Something that was initially confusing to me, was determining the minmaxLatLong coordinates. The method of adding 10 and subtracting 10 from the variables “latitude” and “longitude” themselves seemed odd to me. I decided to try and instead use an extreme value for the initialization of the variables minLat, maxLat, minLong, and maxLong. To my surprise, this actually produced a visualization that seemed way more accurate, however, it was not scaled properly to the canvas. After playing around with the values, I was able to get a good scale on the canvas. I am yet to figure out why this worked out the way it did.

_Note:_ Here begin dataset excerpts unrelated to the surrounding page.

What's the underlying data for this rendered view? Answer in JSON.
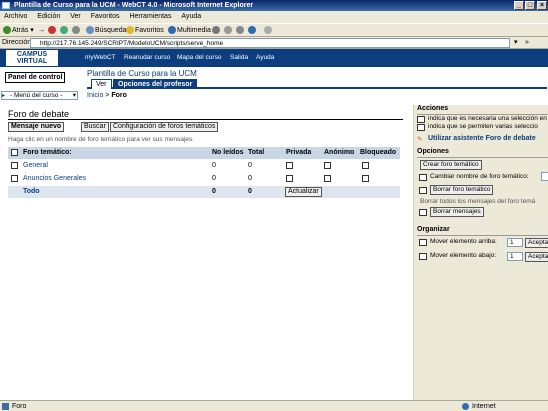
{
  "window": {
    "title": "Plantilla de Curso para la UCM - WebCT 4.0 - Microsoft Internet Explorer",
    "btn_min": "_",
    "btn_max": "□",
    "btn_close": "×"
  },
  "menubar": [
    "Archivo",
    "Edición",
    "Ver",
    "Favoritos",
    "Herramientas",
    "Ayuda"
  ],
  "toolbar": {
    "back": "Atrás",
    "search": "Búsqueda",
    "favorites": "Favoritos",
    "multimedia": "Multimedia"
  },
  "address": {
    "label": "Dirección",
    "url": "http://217.76.145.249/SCRIPT/ModeloUCM/scripts/serve_home",
    "links": "»"
  },
  "header": {
    "logo": "CAMPUS VIRTUAL",
    "nav": [
      "myWebCT",
      "Reanudar curso",
      "Mapa del curso",
      "Salida",
      "Ayuda"
    ]
  },
  "panel_button": "Panel de control",
  "course_title": "Plantilla de Curso para la UCM",
  "tabs": {
    "ver": "Ver",
    "options": "Opciones del profesor"
  },
  "course_menu": "- Menú del curso -",
  "breadcrumb": {
    "home": "Inicio",
    "sep": ">",
    "current": "Foro"
  },
  "main": {
    "title": "Foro de debate",
    "btn_new": "Mensaje nuevo",
    "btn_search": "Buscar",
    "btn_config": "Configuración de foros temáticos",
    "hint": "Haga clic en un nombre de foro temático para ver sus mensajes."
  },
  "table": {
    "headers": [
      "Foro temático:",
      "No leídos",
      "Total",
      "Privada",
      "Anónimo",
      "Bloqueado"
    ],
    "rows": [
      {
        "name": "General",
        "unread": "0",
        "total": "0"
      },
      {
        "name": "Anuncios Generales",
        "unread": "0",
        "total": "0"
      }
    ],
    "footer": {
      "name": "Todo",
      "unread": "0",
      "total": "0",
      "update": "Actualizar"
    }
  },
  "right": {
    "actions_title": "Acciones",
    "legend_sel": "indica que es necesaria una selección en",
    "legend_multi": "indica que se permiten varias seleccio",
    "wizard": "Utilizar asistente Foro de debate",
    "options_title": "Opciones",
    "create": "Crear foro temático",
    "rename": "Cambiar nombre de foro temático:",
    "delete_forum": "Borrar foro temático",
    "delete_all_hint": "Borrar todos los mensajes del foro temá",
    "delete_msgs": "Borrar mensajes",
    "organize_title": "Organizar",
    "move_up": "Mover elemento arriba:",
    "move_down": "Mover elemento abajo:",
    "sel_value": "1",
    "accept": "Aceptar"
  },
  "status": {
    "left": "Foro",
    "zone": "Internet"
  }
}
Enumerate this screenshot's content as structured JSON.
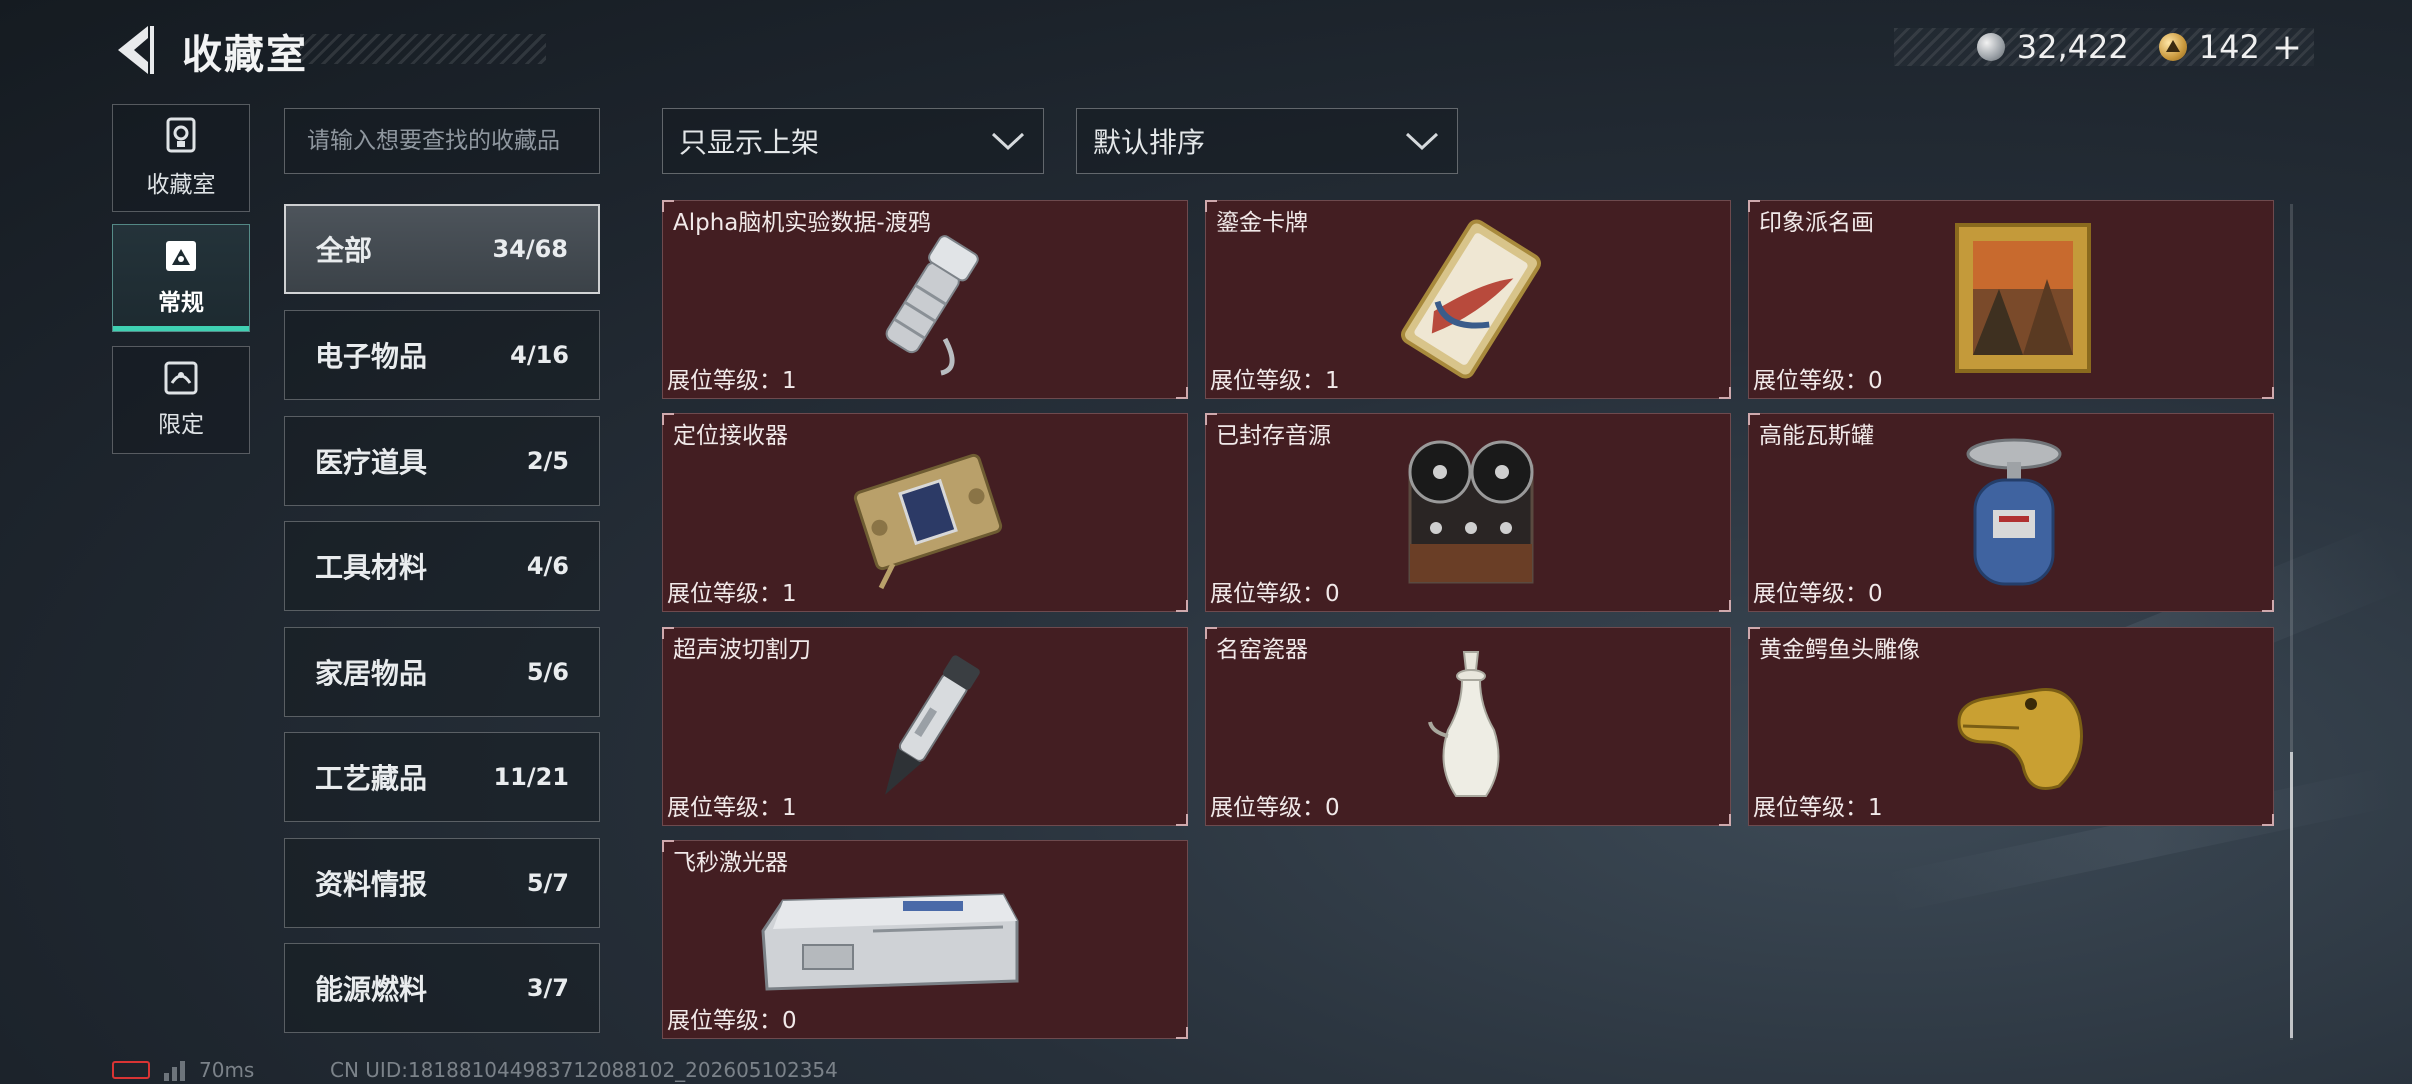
{
  "header": {
    "back_icon": "back-arrow-icon",
    "title": "收藏室",
    "currency_silver": "32,422",
    "currency_gold": "142",
    "plus": "+"
  },
  "mode_tabs": [
    {
      "label": "收藏室",
      "icon": "trophy-icon",
      "active": false
    },
    {
      "label": "常规",
      "icon": "image-icon",
      "active": true
    },
    {
      "label": "限定",
      "icon": "limited-icon",
      "active": false
    }
  ],
  "search": {
    "placeholder": "请输入想要查找的收藏品"
  },
  "categories": [
    {
      "name": "全部",
      "count": "34/68",
      "active": true
    },
    {
      "name": "电子物品",
      "count": "4/16"
    },
    {
      "name": "医疗道具",
      "count": "2/5"
    },
    {
      "name": "工具材料",
      "count": "4/6"
    },
    {
      "name": "家居物品",
      "count": "5/6"
    },
    {
      "name": "工艺藏品",
      "count": "11/21"
    },
    {
      "name": "资料情报",
      "count": "5/7"
    },
    {
      "name": "能源燃料",
      "count": "3/7"
    }
  ],
  "filters": {
    "display_filter": "只显示上架",
    "sort_order": "默认排序"
  },
  "items": [
    {
      "name": "Alpha脑机实验数据-渡鸦",
      "level_label": "展位等级：",
      "level": "1",
      "icon": "flashlight-icon"
    },
    {
      "name": "鎏金卡牌",
      "level_label": "展位等级：",
      "level": "1",
      "icon": "gilded-card-icon"
    },
    {
      "name": "印象派名画",
      "level_label": "展位等级：",
      "level": "0",
      "icon": "painting-icon"
    },
    {
      "name": "定位接收器",
      "level_label": "展位等级：",
      "level": "1",
      "icon": "receiver-icon"
    },
    {
      "name": "已封存音源",
      "level_label": "展位等级：",
      "level": "0",
      "icon": "reel-recorder-icon"
    },
    {
      "name": "高能瓦斯罐",
      "level_label": "展位等级：",
      "level": "0",
      "icon": "gas-tank-icon"
    },
    {
      "name": "超声波切割刀",
      "level_label": "展位等级：",
      "level": "1",
      "icon": "ultrasonic-knife-icon"
    },
    {
      "name": "名窑瓷器",
      "level_label": "展位等级：",
      "level": "0",
      "icon": "porcelain-vase-icon"
    },
    {
      "name": "黄金鳄鱼头雕像",
      "level_label": "展位等级：",
      "level": "1",
      "icon": "gold-crocodile-icon"
    },
    {
      "name": "飞秒激光器",
      "level_label": "展位等级：",
      "level": "0",
      "icon": "laser-device-icon"
    }
  ],
  "footer": {
    "ping": "70ms",
    "uid": "CN UID:181881044983712088102_202605102354"
  }
}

function getMinMaxLatLong() {
  let singleRow = [];
  for (let mcdRowNumber = 0; mcdRowNumber < strings.length; mcdRowNumber++) {
    singleRow = split(strings[mcdRowNumber], ",");
    let latitude = float(singleRow[0]); // first is latitude
    let longitude = float(singleRow[1]); // second is longitude

    if (isNaN(longitude) || isNaN(latitude)) {
      // make sure they are numbers
      print("Conversion to float failed; Skipping row " + mcdRowNumber);
    } else {
      if (mcdRowNumber == 0) {
        // very interesting observation, by changing the initial values of min and max of the lat and long, the entire visualization shifts, why?
        minLat = -20;
        maxLat = 30;
        minLong = 20;
        maxLong = 70;
      }
      minLat = min(minLat, latitude);
      maxLat = max(maxLat, latitude);
      minLong = min(minLong, longitude);
      maxLong = max(maxLong, longitude);
    }
    let xpos = map(longitude, minLong, maxLong, 0, width);
    let ypos = map(latitude, minLat, maxLat, height, 0);
    stroke(3);
    point(xpos, ypos);
  } // end of for loop

  //inaccurate with the extreme values
  //print("Latitude (min, max) = (" + minLat + "," + maxLat + ") ");
  //print("Longitude (min, max) = (" + minLong + "," + maxLong + ")");

  print("Finished.");
} // end of findMinMaxLatLong

Final Product

Above is the final data visualization. The black points represent the McDonalds fast food restaurants in most of Europe.
Reflection
Even though the coding was mostly understandable, I am still questioning why the initial methods of determining the minimum and maximum Latitude and Longitude did not work out. I will be looking into this more thoroughly in the future, and I enjoyed working on this project.